Maroua Mkacher Romdhani, fille de l’homme d’affaires Taoufik Mkacher, incarcéré depuis le 20 octobre 2023, a publié dimanche 20 juillet 2025 une lettre poignante sur les réseaux sociaux où elle lance un appel direct au président de la République Kaïs Saïed, afin de rouvrir le dossier de son père et, plus largement, à réexaminer la situation de nombreux chefs d’entreprise actuellement en détention dans le cadre de la justice dite de "conciliation pénale".

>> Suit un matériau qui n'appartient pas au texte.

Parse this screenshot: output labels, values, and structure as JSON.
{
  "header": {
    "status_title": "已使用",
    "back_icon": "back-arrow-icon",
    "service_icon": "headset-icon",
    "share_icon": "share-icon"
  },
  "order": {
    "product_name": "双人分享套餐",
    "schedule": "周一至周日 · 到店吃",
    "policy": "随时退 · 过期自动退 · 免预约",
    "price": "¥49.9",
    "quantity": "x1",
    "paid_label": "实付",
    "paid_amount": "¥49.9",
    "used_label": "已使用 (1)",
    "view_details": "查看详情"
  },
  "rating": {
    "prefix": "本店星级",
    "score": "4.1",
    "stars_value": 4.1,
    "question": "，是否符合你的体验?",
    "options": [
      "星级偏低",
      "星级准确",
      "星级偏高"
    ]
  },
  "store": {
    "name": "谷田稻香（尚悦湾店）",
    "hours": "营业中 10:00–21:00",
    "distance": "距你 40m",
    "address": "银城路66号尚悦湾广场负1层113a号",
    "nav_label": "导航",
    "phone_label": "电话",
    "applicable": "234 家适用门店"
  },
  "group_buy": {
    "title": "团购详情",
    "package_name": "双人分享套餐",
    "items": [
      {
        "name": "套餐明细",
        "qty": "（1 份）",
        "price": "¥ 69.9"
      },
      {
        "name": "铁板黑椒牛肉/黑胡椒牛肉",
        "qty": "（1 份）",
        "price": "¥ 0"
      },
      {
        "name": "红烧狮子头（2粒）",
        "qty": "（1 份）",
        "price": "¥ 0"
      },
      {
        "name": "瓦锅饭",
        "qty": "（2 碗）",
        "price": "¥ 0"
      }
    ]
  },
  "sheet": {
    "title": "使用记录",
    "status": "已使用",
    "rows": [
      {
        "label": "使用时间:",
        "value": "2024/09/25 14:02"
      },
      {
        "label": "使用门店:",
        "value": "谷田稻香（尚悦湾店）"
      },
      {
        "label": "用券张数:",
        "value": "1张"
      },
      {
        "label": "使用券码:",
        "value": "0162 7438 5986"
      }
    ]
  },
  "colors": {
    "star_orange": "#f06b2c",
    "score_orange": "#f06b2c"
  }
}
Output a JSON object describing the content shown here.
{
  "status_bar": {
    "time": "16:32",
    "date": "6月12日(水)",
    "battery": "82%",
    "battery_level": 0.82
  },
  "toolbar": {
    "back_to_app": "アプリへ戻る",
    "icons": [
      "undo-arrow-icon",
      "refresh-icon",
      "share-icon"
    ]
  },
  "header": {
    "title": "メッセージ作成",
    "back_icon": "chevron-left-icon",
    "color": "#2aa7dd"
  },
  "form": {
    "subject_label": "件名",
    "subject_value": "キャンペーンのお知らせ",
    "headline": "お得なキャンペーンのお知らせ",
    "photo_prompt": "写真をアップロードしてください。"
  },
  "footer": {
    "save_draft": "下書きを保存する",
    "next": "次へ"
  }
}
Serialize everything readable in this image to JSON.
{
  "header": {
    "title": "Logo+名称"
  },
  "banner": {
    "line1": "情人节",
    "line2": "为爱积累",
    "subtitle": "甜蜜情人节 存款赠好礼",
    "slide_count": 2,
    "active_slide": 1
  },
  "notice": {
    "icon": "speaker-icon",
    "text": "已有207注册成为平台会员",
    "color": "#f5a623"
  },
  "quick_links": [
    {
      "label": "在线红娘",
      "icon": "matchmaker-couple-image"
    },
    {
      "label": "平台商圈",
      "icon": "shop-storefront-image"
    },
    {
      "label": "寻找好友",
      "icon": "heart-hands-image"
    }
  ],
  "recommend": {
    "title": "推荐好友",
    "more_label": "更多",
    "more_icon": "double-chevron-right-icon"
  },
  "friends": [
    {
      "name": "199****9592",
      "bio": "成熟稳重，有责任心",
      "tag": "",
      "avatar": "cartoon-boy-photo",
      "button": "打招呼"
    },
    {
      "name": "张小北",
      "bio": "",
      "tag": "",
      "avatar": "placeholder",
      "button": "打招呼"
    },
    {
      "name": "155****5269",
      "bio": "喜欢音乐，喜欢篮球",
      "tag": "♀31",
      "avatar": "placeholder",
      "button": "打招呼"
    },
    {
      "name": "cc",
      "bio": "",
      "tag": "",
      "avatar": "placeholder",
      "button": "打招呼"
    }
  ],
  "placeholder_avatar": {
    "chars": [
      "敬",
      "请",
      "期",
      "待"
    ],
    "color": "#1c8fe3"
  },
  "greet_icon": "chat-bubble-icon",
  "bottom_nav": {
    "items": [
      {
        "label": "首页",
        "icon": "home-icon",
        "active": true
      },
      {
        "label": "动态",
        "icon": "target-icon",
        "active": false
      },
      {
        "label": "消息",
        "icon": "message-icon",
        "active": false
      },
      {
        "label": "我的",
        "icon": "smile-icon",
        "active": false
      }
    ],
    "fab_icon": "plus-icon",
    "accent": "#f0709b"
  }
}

En décrivant le quotidien d’une famille brisée et le silence pesant qui entoure le dossier, elle rappelle que son père ne s’est pas soustrait à la justice, mais qu’il avait au contraire été l’un des premiers à s’engager dans le processus de réconciliation pénale voulu par le président.
Maroua Mkacher insiste sur la lenteur des procédures, l’opacité des critères et le blocage du processus de réconciliation, malgré les efforts répétés de sa famille pour coopérer avec les autorités. Elle dénonce également une forme de punition collective qui pèse sur les entrepreneurs.
"Mon père est aujourd’hui enfermé, classé comme "dangereux", privé de ses enfants, de soins, d’air… Cela fait 700 jours que je ne l’ai pas étreint", écrit-elle.
Voici dans ce cadre les principaux passages de sa lettre :
« Je vous écris avec la voix de chaque famille brisée, avec la voix de chaque fille qui n’a pas embrassé son père depuis deux ans, avec la voix de milliers de travailleurs licenciés, avec la voix des villes devenues vides, ternes, brisées, alors qu’elles étaient autrefois pleines de vie grâce à des hommes d’affaires comme mon père, des hommes qui créaient quelque chose à partir de rien, qui construisaient l’impossible et croyaient que la Tunisie en valait la peine.
Je ne demande rien d’impossible. Je ne demande pas qu’on oublie la loi, qu’on efface les erreurs ou qu’on épargne ceux qui méritent une sanction. Je demande seulement qu’on traite ces dossiers avec humanité, avec justice, avec le regard de l’État, et non celui de la colère, avec un esprit de réforme, pas une logique de punition collective.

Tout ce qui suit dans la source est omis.